Department of Urology, Kocaeli University School of Medicine, 41001, Kocaeli, Turkey.
Department of Pharmacology, Kocaeli University School of Medicine, Kocaeli, Turkey.
Int Urogynecol J. 2024 Mar;35(3):677-688. doi: 10.1007/s00192-023-05723-x. Epub 2024 Feb 20.
To evaluate the effect of AF219, a P2X3 receptor antagonist, in animal models of interstitial cystitis/bladder pain syndrome (IC/BPS) induced by cyclophosphamide (CYP) or water avoidance stress (WAS).
Thirty-two adult female Wistar albino rats were used in each IC/BPS model. Assessment of nociception and anxiety and severity of inflammation in the bladder were assessed by behavioral experiments and histopathological examinations respectively. The contraction responses of the bladder were evaluated in vitro and protein levels of P2X3, P2X7, Trk-A, TRPV1, and TRPA1 were analyzed by Western blot.
The IC/BPS groups had shorter response times to noxious stimuli, exhibited more anxiety-like behavior, had higher inflammation-based histological scores, and showed greater increased contraction responses to carbachol, adenosine triphosphate, and electrical field stimulation in in vitro bladder strips than controls for both models (p < 0.05). The improvements in behavioral and bladder contraction responses and inflammation scores in the IC/BPS + AF219 groups were similar to control findings (p > 0.05). Exposure to WAS or CYP increased P2X3 expression in the bladder compared with the controls (p < 0.05). Apart from TRPA1, the levels of P2X7, Trk-A, and TRPV1 were also higher in the IC/BPS groups than in the controls (p < 0.05). No significant differences were observed between IC/BPS + AF219 and controls regarding P2X3, P2X7, Trk-A, and TRPV1 in the WAS model (p > 0.05). Moreover, P2X3 and P2X7 levels were significantly lower in IC/BPS + AF219 than in the AF219-untreated WAS model (p < 0.05).
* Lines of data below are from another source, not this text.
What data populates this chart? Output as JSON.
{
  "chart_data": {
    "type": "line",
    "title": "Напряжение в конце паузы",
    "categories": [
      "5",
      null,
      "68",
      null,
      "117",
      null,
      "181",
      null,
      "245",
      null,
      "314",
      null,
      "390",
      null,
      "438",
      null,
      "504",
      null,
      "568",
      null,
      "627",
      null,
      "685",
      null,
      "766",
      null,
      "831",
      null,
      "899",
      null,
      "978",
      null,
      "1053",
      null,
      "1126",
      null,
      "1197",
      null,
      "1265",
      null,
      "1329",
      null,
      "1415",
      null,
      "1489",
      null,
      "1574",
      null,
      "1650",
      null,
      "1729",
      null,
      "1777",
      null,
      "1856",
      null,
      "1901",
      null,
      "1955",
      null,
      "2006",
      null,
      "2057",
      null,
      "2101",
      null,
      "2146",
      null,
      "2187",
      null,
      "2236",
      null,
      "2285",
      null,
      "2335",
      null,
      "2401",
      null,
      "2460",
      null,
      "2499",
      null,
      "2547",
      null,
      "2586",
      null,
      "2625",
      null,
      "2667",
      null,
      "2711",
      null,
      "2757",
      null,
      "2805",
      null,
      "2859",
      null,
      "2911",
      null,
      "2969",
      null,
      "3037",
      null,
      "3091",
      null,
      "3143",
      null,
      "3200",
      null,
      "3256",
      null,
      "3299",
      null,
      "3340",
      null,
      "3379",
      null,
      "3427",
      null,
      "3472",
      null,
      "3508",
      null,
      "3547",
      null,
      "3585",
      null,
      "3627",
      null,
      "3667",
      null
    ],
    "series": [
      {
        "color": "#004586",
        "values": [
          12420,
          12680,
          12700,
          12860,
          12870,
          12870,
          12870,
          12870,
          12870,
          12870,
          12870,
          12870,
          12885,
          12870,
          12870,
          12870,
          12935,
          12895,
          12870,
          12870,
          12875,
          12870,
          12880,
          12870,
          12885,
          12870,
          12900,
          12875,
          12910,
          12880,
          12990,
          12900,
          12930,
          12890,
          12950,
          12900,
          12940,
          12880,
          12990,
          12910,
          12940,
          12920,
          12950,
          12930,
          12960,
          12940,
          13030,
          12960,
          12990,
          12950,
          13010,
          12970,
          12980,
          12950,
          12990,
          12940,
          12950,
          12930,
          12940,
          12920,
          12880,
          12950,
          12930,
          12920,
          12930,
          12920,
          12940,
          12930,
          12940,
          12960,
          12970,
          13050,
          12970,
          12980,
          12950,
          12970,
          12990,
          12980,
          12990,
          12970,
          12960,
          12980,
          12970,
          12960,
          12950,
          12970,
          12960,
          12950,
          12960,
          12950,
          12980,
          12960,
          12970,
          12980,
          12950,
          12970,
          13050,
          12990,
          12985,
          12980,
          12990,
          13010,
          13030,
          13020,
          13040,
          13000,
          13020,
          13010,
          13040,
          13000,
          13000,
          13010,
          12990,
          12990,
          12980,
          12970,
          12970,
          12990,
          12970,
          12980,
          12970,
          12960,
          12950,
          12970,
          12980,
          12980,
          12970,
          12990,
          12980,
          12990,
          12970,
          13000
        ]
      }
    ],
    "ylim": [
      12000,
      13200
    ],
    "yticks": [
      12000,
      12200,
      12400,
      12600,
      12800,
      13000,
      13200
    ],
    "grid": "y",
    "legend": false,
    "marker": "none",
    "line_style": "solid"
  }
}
These findings suggest that P2X3 receptors play a significant role in bladder functional responses, nociception, and also the pathogenesis of IC/BPS. AF219 may be a promising therapeutic strategy for IC/BPS. Comparing AF219 with current IC/BPS treatment agents in future studies may yield valuable insights into its efficacy.
评估 AF219(一种 P2X3 受体拮抗剂)在环磷酰胺(CYP)或水回避应激(WAS)诱导的间质性膀胱炎/膀胱疼痛综合征(IC/BPS)动物模型中的作用。
每个 IC/BPS 模型均使用 32 只成年雌性 Wistar 白化大鼠。通过行为实验评估痛觉和焦虑,通过组织病理学检查评估膀胱炎症的严重程度。通过体外膀胱条评估收缩反应,并通过 Western blot 分析 P2X3、P2X7、Trk-A、TRPV1 和 TRPA1 的蛋白水平。
IC/BPS 组对有害刺激的反应时间更短,表现出更多的焦虑样行为,基于炎症的组织学评分更高,并且与两种模型的对照组相比,对 carbachol、三磷酸腺苷和电刺激的体外膀胱条的收缩反应增加更大(p<0.05)。与对照组相比,IC/BPS+AF219 组的行为和膀胱收缩反应以及炎症评分的改善相似(p>0.05)。与对照组相比,WAS 或 CYP 暴露使膀胱中 P2X3 的表达增加(p<0.05)。除 TRPA1 外,IC/BPS 组的 P2X7、Trk-A 和 TRPV1 水平也高于对照组(p<0.05)。在 WAS 模型中,与对照组相比,IC/BPS+AF219 组的 P2X3、P2X7、Trk-A 和 TRPV1 之间没有观察到显著差异(p>0.05)。此外,与未接受 AF219 治疗的 WAS 模型相比,IC/BPS+AF219 组的 P2X3 和 P2X7 水平显著降低(p<0.05)。
这些发现表明 P2X3 受体在膀胱功能反应、痛觉和 IC/BPS 的发病机制中起重要作用。AF219 可能是一种有前途的 IC/BPS 治疗策略。在未来的研究中,将 AF219 与当前的 IC/BPS 治疗药物进行比较,可能会深入了解其疗效。